I disagree with your post on two grounds. First of all, the fact that the word is sometimes used non-pejoratively doesn’t prove that poeple wouldn’t associate it with something bad. Have you ever taken a vacation with a friend or relative? If so, you were a fellow traveler. However, when Joseph McCarthy used that term in 1952, it was a vicious epithet.

Secondly, your cites are unconvincing. I’m unimpressed that some people named Chuck Morse and Pete Celano used the term differently. Who the dickens are they?

In fact, several of your cites used the word pejoratively. You didn’t supply links, but I’d be willing to bet that the site that called NOW, NARAL, and PAW extremist groups meant it badly. I understand that you approve of these groups, but they meant it pejoratively.

Obviously the ADL reference to Neo-Nazis supports the idea that extremist is a pejorative.

Like you, I wouldn’t call Jim Jeffords an extremist, but the people who used that term meant something bad.

Your Guardian cite begins

So, they were using “extremist” to mean “terrorist.”

I rest my case.

** december, ** be honest. Your assertion was that Leahy was making a horrendous slur against Owen by using the term “extremist”. Then you did a Google search to “prove” :rolleyes: that the generally understood meaning of the word “extremist” is something along the lines of Timothy McVeigh.

I responded in kind, with a more * pertinent * google search, since you seem to find Google searches to be the ultimate proof, showing that it was NOT so.

The term “extremist” can mean many different things to many different people, it is ** * NOT * ** “automatically understood” to be a slanderous accusation on the order of calling someone a terrorist, period.

And I rest MY case.

I rest mine, too…

hoping, December, that you did notice some degree of support even from those who don’t buy the notion that ‘extremist’, admittedly a term of criticism and thus pejorative, descends to the level of Joe McCarthy.

Thanks for the compliment, Andros.

Political scuttlebutt in Austin is that if the Republicans take back the Senate this fall, Owen will be renominated (and cruise to confirmation, obviously).

Would that Bush had had the decency to do that with Ronnie White.

I do too.
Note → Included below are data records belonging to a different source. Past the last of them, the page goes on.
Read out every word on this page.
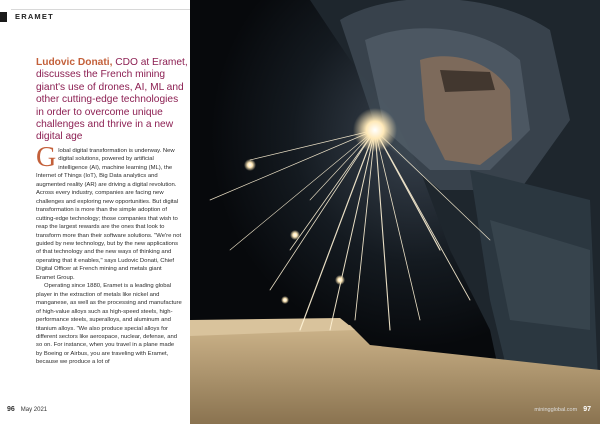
ERAMET
Ludovic Donati, CDO at Eramet, discusses the French mining giant's use of drones, AI, ML and other cutting-edge technologies in order to overcome unique challenges and thrive in a new digital age

Global digital transformation is underway. New digital solutions, powered by artificial intelligence (AI), machine learning (ML), the Internet of Things (IoT), Big Data analytics and augmented reality (AR) are driving a digital revolution. Across every industry, companies are facing new challenges and exploring new opportunities. But digital transformation is more than the simple adoption of cutting-edge technology; those companies that wish to reap the largest rewards are the ones that look to transform more than their software solutions. "We're not guided by new technology, but by the new applications of that technology and the new ways of thinking and operating that it enables," says Ludovic Donati, Chief Digital Officer at French mining and metals giant Eramet Group.

Operating since 1880, Eramet is a leading global player in the extraction of metals like nickel and manganese, as well as the processing and manufacture of high-value alloys such as high-speed steels, high-performance steels, superalloys, and aluminum and titanium alloys. "We also produce special alloys for different sectors like aerospace, nuclear, defense, and so on. For instance, when you travel in a plane made by Boeing or Airbus, you are traveling with Eramet, because we produce a lot of

96 May 2021	miningglobal.com 97
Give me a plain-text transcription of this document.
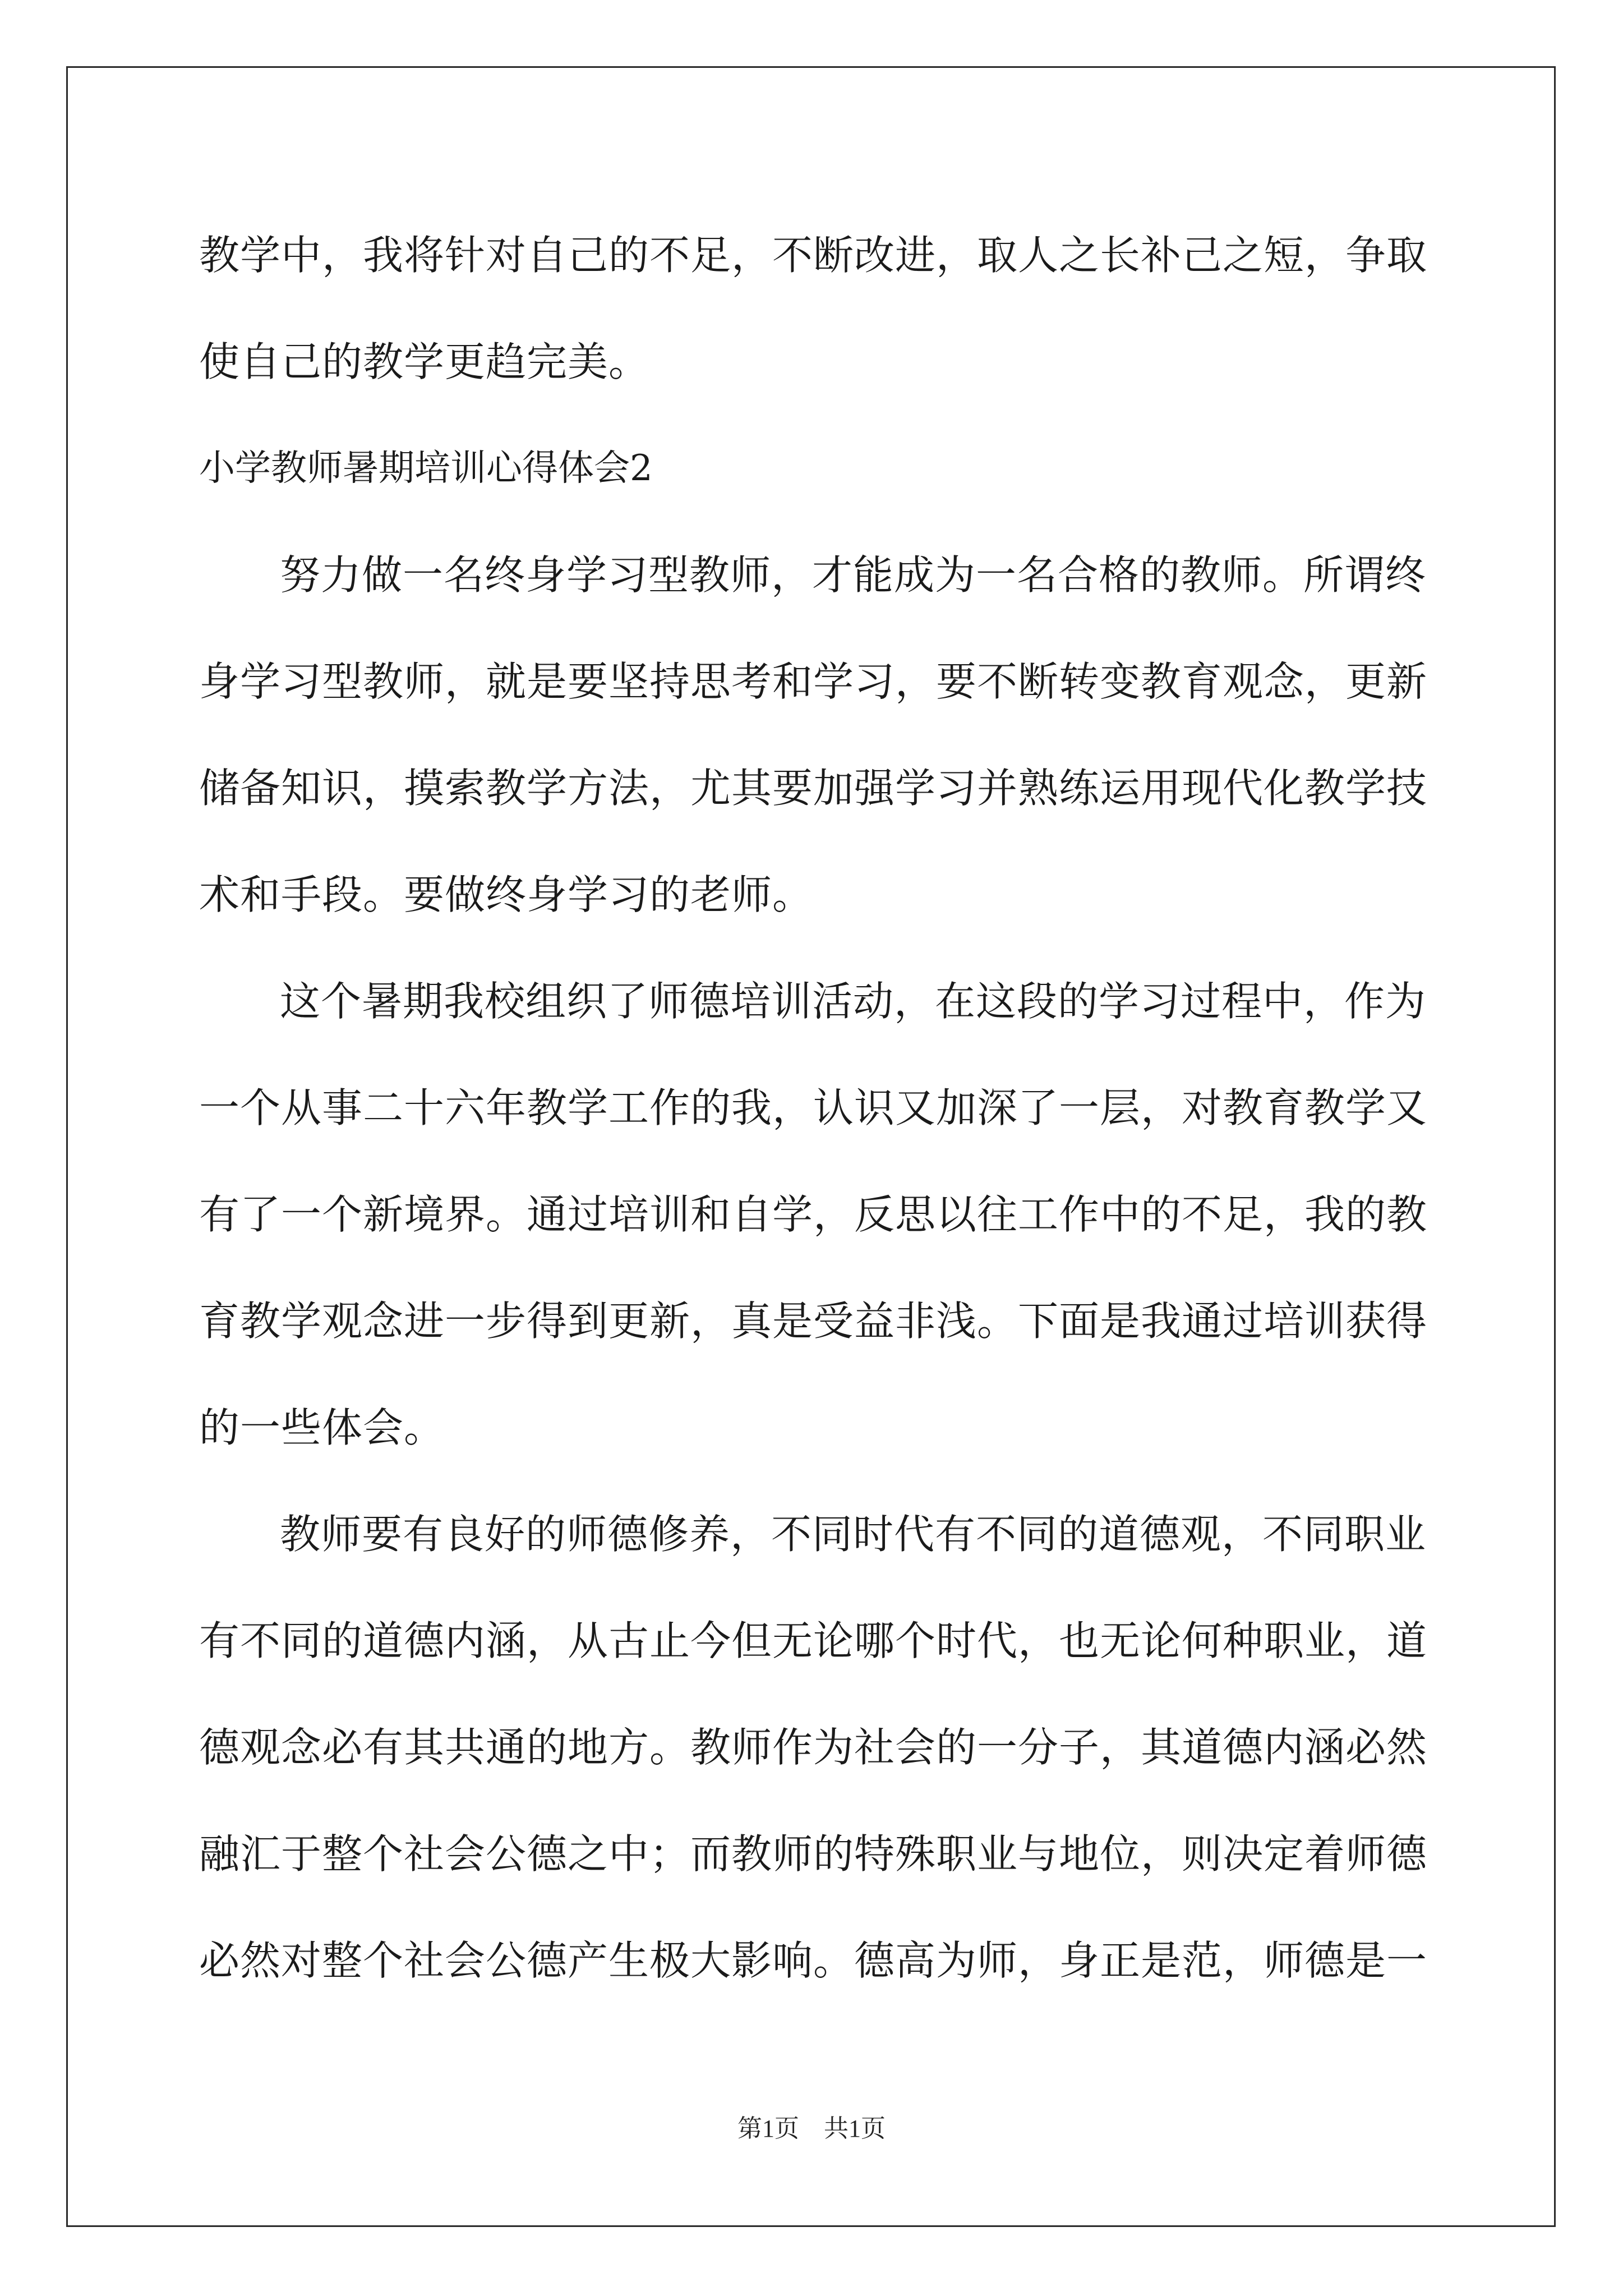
教学中，我将针对自己的不足，不断改进，取人之长补己之短，争取
使自己的教学更趋完美。
小学教师暑期培训心得体会2
努力做一名终身学习型教师，才能成为一名合格的教师。所谓终
身学习型教师，就是要坚持思考和学习，要不断转变教育观念，更新
储备知识，摸索教学方法，尤其要加强学习并熟练运用现代化教学技
术和手段。要做终身学习的老师。
这个暑期我校组织了师德培训活动，在这段的学习过程中，作为
一个从事二十六年教学工作的我，认识又加深了一层，对教育教学又
有了一个新境界。通过培训和自学，反思以往工作中的不足，我的教
育教学观念进一步得到更新，真是受益非浅。下面是我通过培训获得
的一些体会。
教师要有良好的师德修养，不同时代有不同的道德观，不同职业
有不同的道德内涵，从古止今但无论哪个时代，也无论何种职业，道
德观念必有其共通的地方。教师作为社会的一分子，其道德内涵必然
融汇于整个社会公德之中；而教师的特殊职业与地位，则决定着师德
必然对整个社会公德产生极大影响。德高为师，身正是范，师德是一
第1页　共1页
In fairness to Bush, IIRC he did renominate some Clinton nominees who hadn’t been acted on, but unfortunately not White.

I recall one judicial nominee (district court, I think) who was a moderate Democrat, but no previous Clinton nominees. Could you be bothered to dig up a cite?

Bush nominated Roger Gregory, despite quite a bit of opposition from the right wing. E.g. Democrat Gregory had been given a recess appointment by Clinton.

Here’s a telling quote by Sen. Leahy. Rather than give credit to Bush’s decency for the unusual act of appointing Clinton’s choice, Leahy boasted about how well the Democrats had treated Bush by acting to confirm their own party’s selection!